It’s official: Congress can’t even run a restaurant.
According to an independent audit released last week, the Senate Restaurants Revolving Fund, which includes the exclusive Senate Dining Room, operated at a loss during fiscal years 2005 and 2006, and to cover the losses, Congress just threw in some of your money.
The audit, conducted by Clifton Gunderson LLP on behalf of the Government Accountability Office, found that Congress appropriated $850,000 each of those two years to cover total operating losses of $1.7 million.
In addition, the Architect of the Capitol and the Government Printing Office provided the Senate Restaurants with equipment worth over $320,000, and “other support services, such as space and utilities, the value of which cannot be readily determined,” according to the GAO report (PDF).
The Senate Dining Room is billed as Washington’s most exclusive restaurant, where the food, “exact to a fault” as one review has it, takes a back seat to overhearing what Washington’s top power brokers are up to, according to another restaurant reviewer.
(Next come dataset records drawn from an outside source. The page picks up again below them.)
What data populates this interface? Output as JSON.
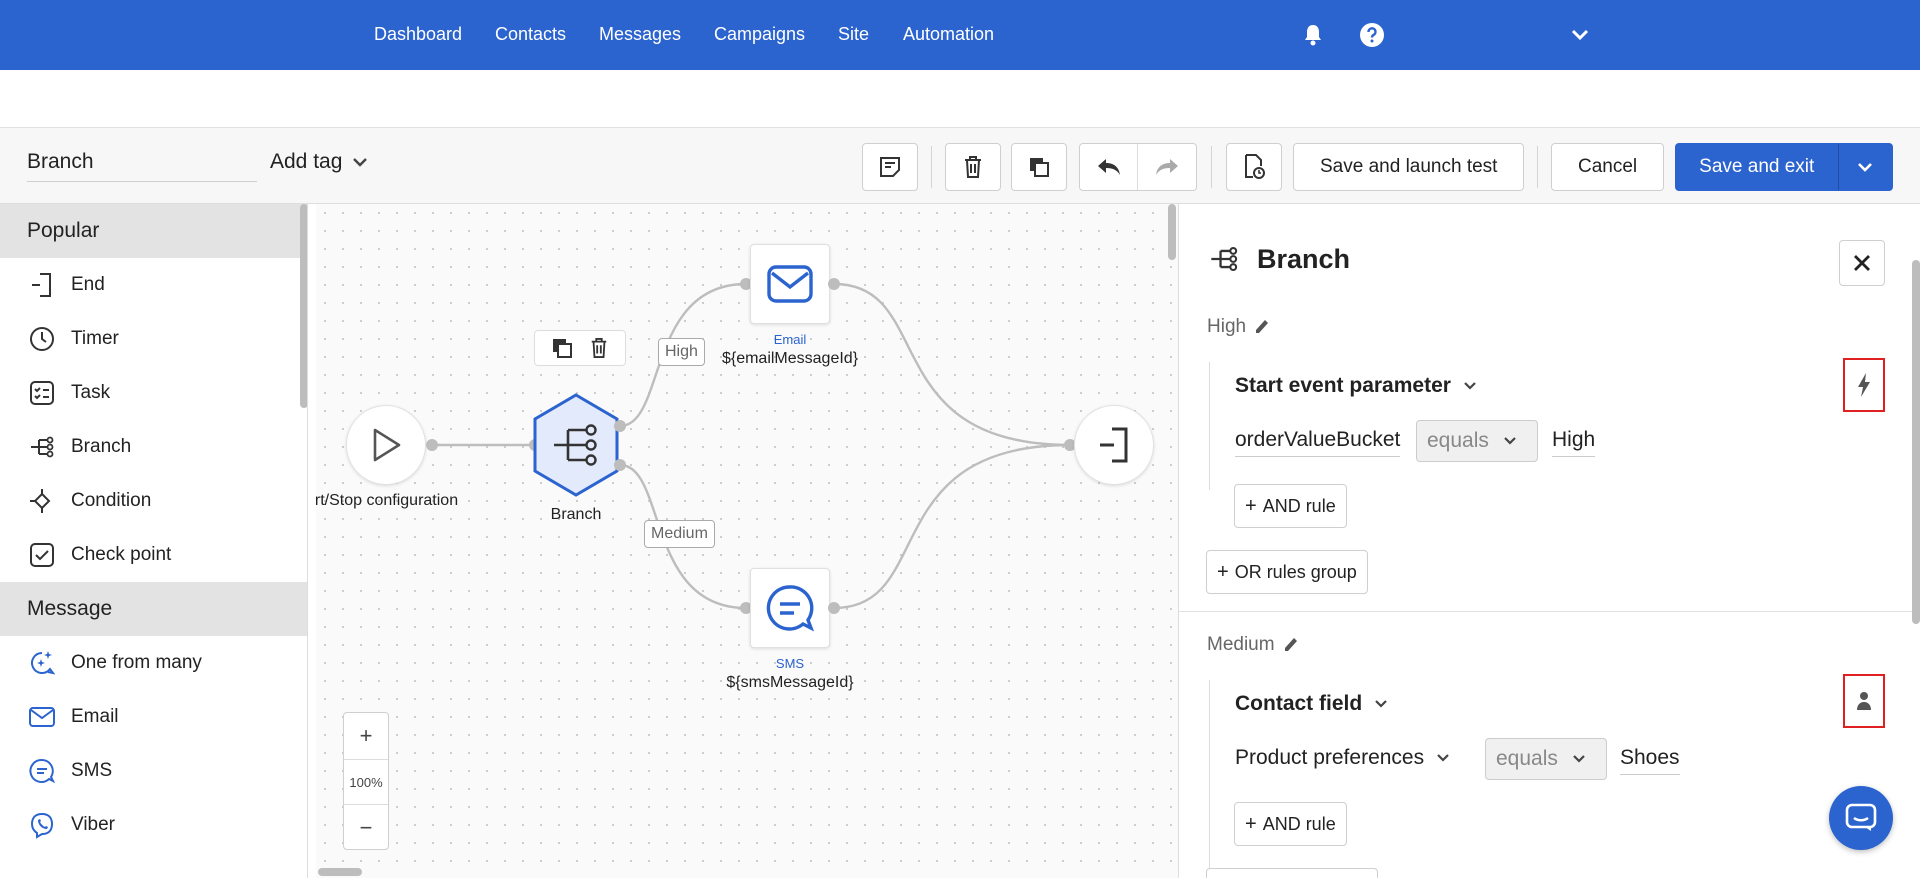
{
  "nav": {
    "items": [
      "Dashboard",
      "Contacts",
      "Messages",
      "Campaigns",
      "Site",
      "Automation"
    ],
    "brand_color": "#2b63cf"
  },
  "toolbar": {
    "flow_name": "Branch",
    "add_tag": "Add tag",
    "save_test": "Save and launch test",
    "cancel": "Cancel",
    "save_exit": "Save and exit"
  },
  "palette": {
    "sections": [
      {
        "title": "Popular",
        "items": [
          {
            "label": "End",
            "icon": "end-icon"
          },
          {
            "label": "Timer",
            "icon": "timer-icon"
          },
          {
            "label": "Task",
            "icon": "task-icon"
          },
          {
            "label": "Branch",
            "icon": "branch-icon"
          },
          {
            "label": "Condition",
            "icon": "condition-icon"
          },
          {
            "label": "Check point",
            "icon": "checkpoint-icon"
          }
        ]
      },
      {
        "title": "Message",
        "items": [
          {
            "label": "One from many",
            "icon": "sparkle-message-icon"
          },
          {
            "label": "Email",
            "icon": "email-icon"
          },
          {
            "label": "SMS",
            "icon": "sms-icon"
          },
          {
            "label": "Viber",
            "icon": "viber-icon"
          }
        ]
      }
    ]
  },
  "canvas": {
    "start_label": "art/Stop configuration",
    "branch_label": "Branch",
    "email_type": "Email",
    "email_label": "${emailMessageId}",
    "sms_type": "SMS",
    "sms_label": "${smsMessageId}",
    "edge_high": "High",
    "edge_medium": "Medium",
    "zoom_level": "100%",
    "zoom_in": "+",
    "zoom_out": "−"
  },
  "panel": {
    "title": "Branch",
    "groups": [
      {
        "name": "High",
        "rule_title": "Start event parameter",
        "field": "orderValueBucket",
        "operator": "equals",
        "value": "High",
        "and_rule": "AND rule",
        "or_group": "OR rules group",
        "source_icon": "lightning-icon"
      },
      {
        "name": "Medium",
        "rule_title": "Contact field",
        "field": "Product preferences",
        "operator": "equals",
        "value": "Shoes",
        "and_rule": "AND rule",
        "source_icon": "person-icon"
      }
    ]
  }
}
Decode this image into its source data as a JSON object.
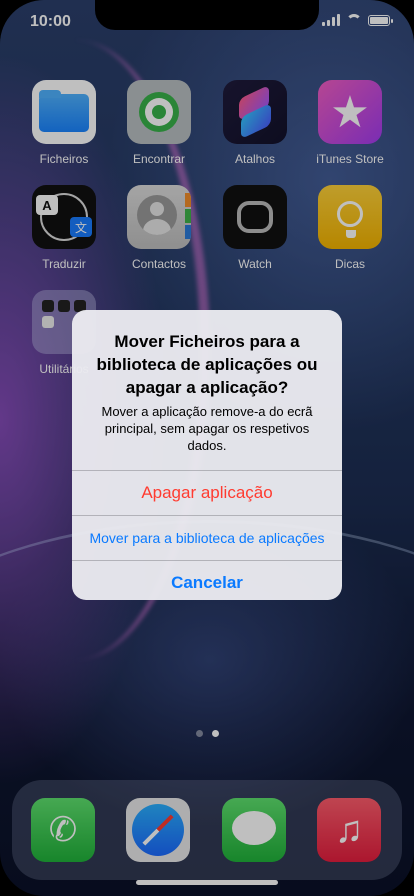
{
  "status": {
    "time": "10:00"
  },
  "apps_row1": [
    {
      "label": "Ficheiros"
    },
    {
      "label": "Encontrar"
    },
    {
      "label": "Atalhos"
    },
    {
      "label": "iTunes Store"
    }
  ],
  "apps_row2": [
    {
      "label": "Traduzir"
    },
    {
      "label": "Contactos"
    },
    {
      "label": "Watch"
    },
    {
      "label": "Dicas"
    }
  ],
  "folder": {
    "label": "Utilitários"
  },
  "dock": [
    "phone-icon",
    "safari-icon",
    "messages-icon",
    "music-icon"
  ],
  "alert": {
    "title": "Mover Ficheiros para a biblioteca de aplicações ou apagar a aplicação?",
    "message": "Mover a aplicação remove-a do ecrã principal, sem apagar os respetivos dados.",
    "delete_label": "Apagar aplicação",
    "move_label": "Mover para a biblioteca de aplicações",
    "cancel_label": "Cancelar"
  },
  "colors": {
    "destructive": "#ff3b30",
    "accent": "#0a7aff"
  }
}
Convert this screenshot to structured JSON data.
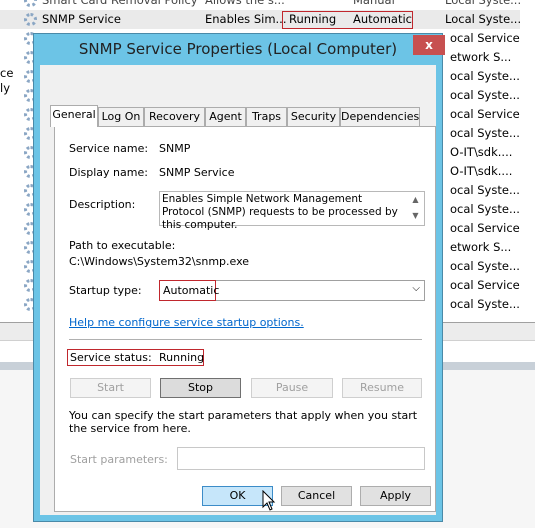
{
  "background": {
    "rows": [
      {
        "name": "Smart Card Removal Policy",
        "description": "Allows the s...",
        "status": "",
        "startup": "Manual",
        "logon": "Local Syste..."
      },
      {
        "name": "SNMP Service",
        "description": "Enables Sim...",
        "status": "Running",
        "startup": "Automatic",
        "logon": "Local Syste..."
      }
    ],
    "logon_column": [
      "ocal Service",
      "etwork S...",
      "ocal Syste...",
      "ocal Syste...",
      "ocal Service",
      "ocal Syste...",
      "O-IT\\sdk....",
      "O-IT\\sdk....",
      "ocal Syste...",
      "ocal Syste...",
      "ocal Service",
      "etwork S...",
      "ocal Syste...",
      "ocal Service",
      "ocal Syste..."
    ],
    "left_fragments": [
      "ce",
      "ly"
    ]
  },
  "dialog": {
    "title": "SNMP Service Properties (Local Computer)",
    "close_label": "x",
    "tabs": [
      "General",
      "Log On",
      "Recovery",
      "Agent",
      "Traps",
      "Security",
      "Dependencies"
    ],
    "active_tab": "General",
    "service_name_label": "Service name:",
    "service_name": "SNMP",
    "display_name_label": "Display name:",
    "display_name": "SNMP Service",
    "description_label": "Description:",
    "description": "Enables Simple Network Management Protocol (SNMP) requests to be processed by this computer.",
    "path_label": "Path to executable:",
    "path": "C:\\Windows\\System32\\snmp.exe",
    "startup_type_label": "Startup type:",
    "startup_type": "Automatic",
    "help_link": "Help me configure service startup options.",
    "status_label": "Service status:",
    "status": "Running",
    "buttons": {
      "start": "Start",
      "stop": "Stop",
      "pause": "Pause",
      "resume": "Resume"
    },
    "params_note": "You can specify the start parameters that apply when you start the service from here.",
    "params_label": "Start parameters:",
    "params_value": "",
    "ok": "OK",
    "cancel": "Cancel",
    "apply": "Apply"
  },
  "colors": {
    "frame": "#6cc4e6",
    "close": "#c75050",
    "highlight": "#c0272d",
    "link": "#0066cc"
  }
}
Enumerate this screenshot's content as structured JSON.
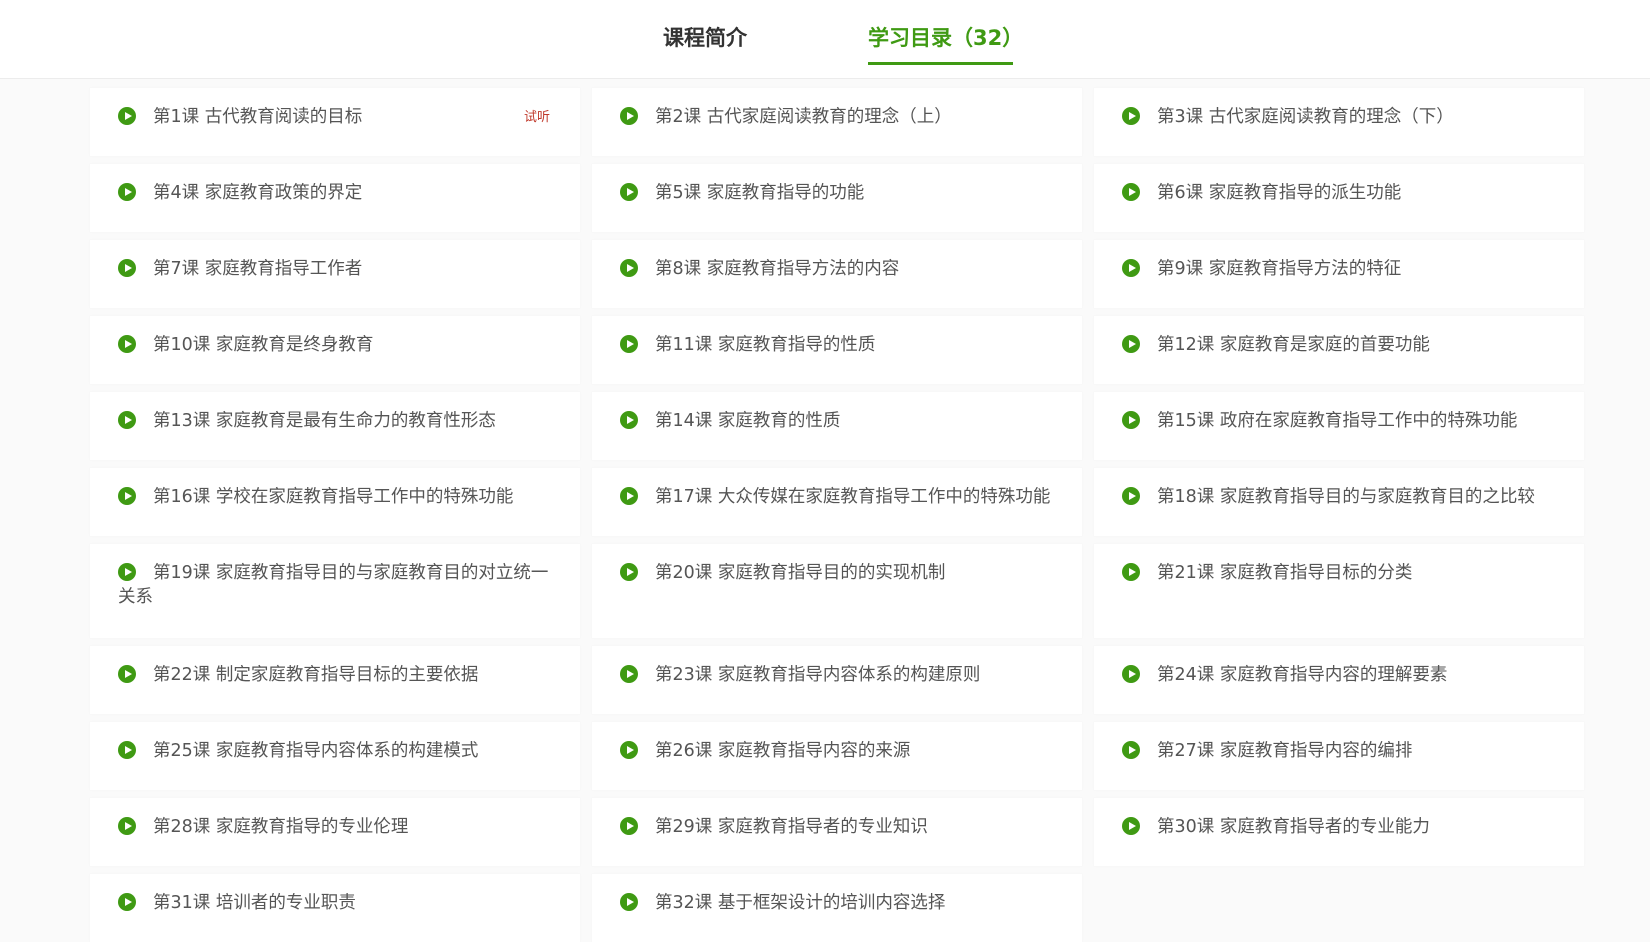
{
  "tabs": [
    {
      "label": "课程简介",
      "active": false
    },
    {
      "label": "学习目录（32）",
      "active": true
    }
  ],
  "colors": {
    "accent": "#3f9a13",
    "trial_badge": "#c0392b",
    "text": "#555555"
  },
  "icons": {
    "lesson": "play-circle-icon"
  },
  "lessons": [
    {
      "label": "第1课 古代教育阅读的目标",
      "badge": "试听"
    },
    {
      "label": "第2课 古代家庭阅读教育的理念（上）"
    },
    {
      "label": "第3课 古代家庭阅读教育的理念（下）"
    },
    {
      "label": "第4课 家庭教育政策的界定"
    },
    {
      "label": "第5课 家庭教育指导的功能"
    },
    {
      "label": "第6课 家庭教育指导的派生功能"
    },
    {
      "label": "第7课 家庭教育指导工作者"
    },
    {
      "label": "第8课 家庭教育指导方法的内容"
    },
    {
      "label": "第9课 家庭教育指导方法的特征"
    },
    {
      "label": "第10课 家庭教育是终身教育"
    },
    {
      "label": "第11课 家庭教育指导的性质"
    },
    {
      "label": "第12课 家庭教育是家庭的首要功能"
    },
    {
      "label": "第13课 家庭教育是最有生命力的教育性形态"
    },
    {
      "label": "第14课 家庭教育的性质"
    },
    {
      "label": "第15课 政府在家庭教育指导工作中的特殊功能"
    },
    {
      "label": "第16课 学校在家庭教育指导工作中的特殊功能"
    },
    {
      "label": "第17课 大众传媒在家庭教育指导工作中的特殊功能"
    },
    {
      "label": "第18课 家庭教育指导目的与家庭教育目的之比较"
    },
    {
      "label": "第19课 家庭教育指导目的与家庭教育目的对立统一关系"
    },
    {
      "label": "第20课 家庭教育指导目的的实现机制"
    },
    {
      "label": "第21课 家庭教育指导目标的分类"
    },
    {
      "label": "第22课 制定家庭教育指导目标的主要依据"
    },
    {
      "label": "第23课 家庭教育指导内容体系的构建原则"
    },
    {
      "label": "第24课 家庭教育指导内容的理解要素"
    },
    {
      "label": "第25课 家庭教育指导内容体系的构建模式"
    },
    {
      "label": "第26课 家庭教育指导内容的来源"
    },
    {
      "label": "第27课 家庭教育指导内容的编排"
    },
    {
      "label": "第28课 家庭教育指导的专业伦理"
    },
    {
      "label": "第29课 家庭教育指导者的专业知识"
    },
    {
      "label": "第30课 家庭教育指导者的专业能力"
    },
    {
      "label": "第31课 培训者的专业职责"
    },
    {
      "label": "第32课 基于框架设计的培训内容选择"
    }
  ]
}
The prices charged, however, were “dirt cheap by local restaurant standards,” the unnamed reviewer wrote, while the five-star executive chef trained at some of the fancier restaurants in the world before coming to the Senate Dining Room, talks about his standards for “quality and service.”
And even though your tax dollars are covering the persistent losses of this operation, you can’t dine there without a letter from your senator.
In addition to the Senate Dining Room, the Senate Restaurants Revolving Fund also includes five dining areas open to the public, as well as catering services.